Re: [RFC PATCH v1 0/8] Introduce mseal() syscall

From: Theo de Raadt
Date: Fri Oct 20 2023 - 11:55:39 EST


Stephen Röttger <sroettger@xxxxxxxxxx> wrote:

> > > IMO: The approaches mimmutable() and mseal() took are different, but
> > > we all want to seal the memory from attackers and make the linux
> > > application safer.
> >
> > I think you are building mseal for chrome, and chrome alone.
> >
> > I do not think this will work out for the rest of the application space
> > because
> >
> > 1) it is too complicated
> > 2) experience with mimmutable() says that applications don't do any of it
> > themselves, it is all in execve(), libc initialization, and ld.so.
> > You don't strike me as an execve, libc, or ld.so developer.
>
> We do want to build this in a way that it can be applied automatically by ld.so
> and we appreciate all your feedback on this.

Hi Stephen,

I am pretty sure your mechanism will be useable by ld.so.

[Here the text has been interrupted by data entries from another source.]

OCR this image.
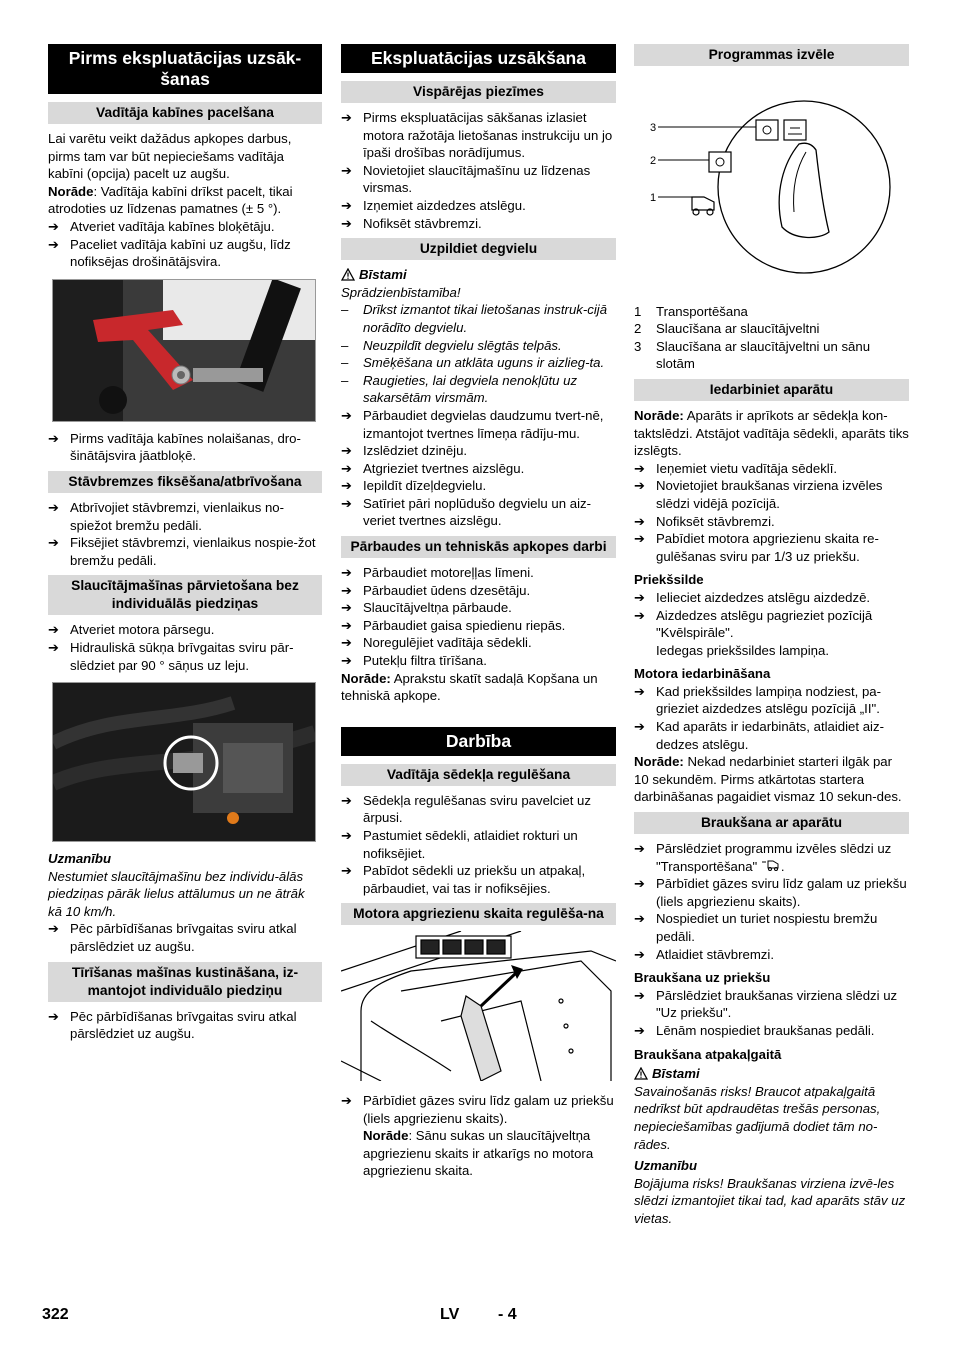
Pirms ekspluatācijas uzsāk-šanas
Vadītāja kabīnes pacelšana

Lai varētu veikt dažādus apkopes darbus, pirms tam var būt nepieciešams vadītāja kabīni (opcija) pacelt uz augšu.

Norāde: Vadītāja kabīni drīkst pacelt, tikai atrodoties uz līdzenas pamatnes (± 5 °).

➔ Atveriet vadītāja kabīnes bloķētāju.
➔ Paceliet vadītāja kabīni uz augšu, līdz nofiksējas drošinātājsvira.
➔ Pirms vadītāja kabīnes nolaišanas, dro-šinātājsvira jāatbloķē.
Stāvbremzes fiksēšana/atbrīvošana
➔ Atbrīvojiet stāvbremzi, vienlaikus no-spiežot bremžu pedāli.
➔ Fiksējiet stāvbremzi, vienlaikus nospie-žot bremžu pedāli.
Slaucītājmašīnas pārvietošana bez individuālās piedziņas
➔ Atveriet motora pārsegu.
➔ Hidrauliskā sūkņa brīvgaitas sviru pār-slēdziet par 90 ° sāņus uz leju.
Uzmanību

Nestumiet slaucītājmašīnu bez individu-ālās piedziņas pārāk lielus attālumus un ne ātrāk kā 10 km/h.

➔ Pēc pārbīdīšanas brīvgaitas sviru atkal pārslēdziet uz augšu.
Tīrīšanas mašīnas kustināšana, iz-mantojot individuālo piedziņu
➔ Pēc pārbīdīšanas brīvgaitas sviru atkal pārslēdziet uz augšu.
Ekspluatācijas uzsākšana
Vispārējas piezīmes
➔ Pirms ekspluatācijas sākšanas izlasiet motora ražotāja lietošanas instrukciju un jo īpaši drošības norādījumus.
➔ Novietojiet slaucītājmašīnu uz līdzenas virsmas.
➔ Izņemiet aizdedzes atslēgu.
➔ Nofiksēt stāvbremzi.
Uzpildiet degvielu
Bīstami

Sprādzienbīstamība!

– Drīkst izmantot tikai lietošanas instruk-cijā norādīto degvielu.
– Neuzpildīt degvielu slēgtās telpās.
– Smēķēšana un atklāta uguns ir aizlieg-ta.
– Raugieties, lai degviela nenokļūtu uz sakarsētām virsmām.
➔ Pārbaudiet degvielas daudzumu tvert-nē, izmantojot tvertnes līmeņa rādīju-mu.
➔ Izslēdziet dzinēju.
➔ Atgrieziet tvertnes aizslēgu.
➔ Iepildīt dīzeļdegvielu.
➔ Satīriet pāri noplūdušo degvielu un aiz-veriet tvertnes aizslēgu.
Pārbaudes un tehniskās apkopes darbi
➔ Pārbaudiet motoreļļas līmeni.
➔ Pārbaudiet ūdens dzesētāju.
➔ Slaucītājveltņa pārbaude.
➔ Pārbaudiet gaisa spiedienu riepās.
➔ Noregulējiet vadītāja sēdekli.
➔ Putekļu filtra tīrīšana.

Norāde: Aprakstu skatīt sadaļā Kopšana un tehniskā apkope.

Darbība
Vadītāja sēdekļa regulēšana
➔ Sēdekļa regulēšanas sviru pavelciet uz ārpusi.
➔ Pastumiet sēdekli, atlaidiet rokturi un nofiksējiet.
➔ Pabīdot sēdekli uz priekšu un atpakaļ, pārbaudiet, vai tas ir nofiksējies.
Motora apgriezienu skaita regulēša-na
➔ Pārbīdiet gāzes sviru līdz galam uz priekšu (liels apgriezienu skaits).
Norāde: Sānu sukas un slaucītājveltņa apgriezienu skaits ir atkarīgs no motora apgriezienu skaita.
Programmas izvēle
3
2
1
1 Transportēšana
2 Slaucīšana ar slaucītājveltni
3 Slaucīšana ar slaucītājveltni un sānu slotām
Iedarbiniet aparātu

Norāde: Aparāts ir aprīkots ar sēdekļa kon-taktslēdzi. Atstājot vadītāja sēdekli, aparāts tiks izslēgts.

➔ Ieņemiet vietu vadītāja sēdeklī.
➔ Novietojiet braukšanas virziena izvēles slēdzi vidējā pozīcijā.
➔ Nofiksēt stāvbremzi.
➔ Pabīdiet motora apgriezienu skaita re-gulēšanas sviru par 1/3 uz priekšu.
Priekšsilde
➔ Ielieciet aizdedzes atslēgu aizdedzē.
➔ Aizdedzes atslēgu pagrieziet pozīcijā "Kvēlspirāle".

Iedegas priekšsildes lampiņa.

Motora iedarbināšana
➔ Kad priekšsildes lampiņa nodziest, pa-grieziet aizdedzes atslēgu pozīcijā „II".
➔ Kad aparāts ir iedarbināts, atlaidiet aiz-dedzes atslēgu.

Norāde: Nekad nedarbiniet starteri ilgāk par 10 sekundēm. Pirms atkārtotas startera darbināšanas pagaidiet vismaz 10 sekun-des.

Braukšana ar aparātu
➔ Pārslēdziet programmu izvēles slēdzi uz "Transportēšana" .
➔ Pārbīdiet gāzes sviru līdz galam uz priekšu (liels apgriezienu skaits).
➔ Nospiediet un turiet nospiestu bremžu pedāli.
➔ Atlaidiet stāvbremzi.
Braukšana uz priekšu
➔ Pārslēdziet braukšanas virziena slēdzi uz "Uz priekšu".
➔ Lēnām nospiediet braukšanas pedāli.
Braukšana atpakaļgaitā
Bīstami

Savainošanās risks! Braucot atpakaļgaitā nedrīkst būt apdraudētas trešās personas, nepieciešamības gadījumā dodiet tām no-rādes.

Uzmanību

Bojājuma risks! Braukšanas virziena izvē-les slēdzi izmantojiet tikai tad, kad aparāts stāv uz vietas.

322	LV - 4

What bothers me is the complex many-bits approach may encourage people
to set only a subset of the bits, and then believe they have a security
primitive.

Partial sealing is not safe. I define partial sealing as "blocking munmap,
but not mprotect". Or "blocking mprotect, but not madvise or mmap".

In Message-id <ZS/3GCKvNn5qzhC4@xxxxxxxxxxxxxxxxxxxx> Matthew stated there
that there are two aspects being locked: which object is mapped, and the
permission of that mapping. When additional system calls msync() and madvise()
are included in the picture, there are 3 actions being prevented:

- Can someone replace the object
- Can someone change the permission
- Can someone throw away the cached pages, reverting to original
content of the object (that is the madvise / msync)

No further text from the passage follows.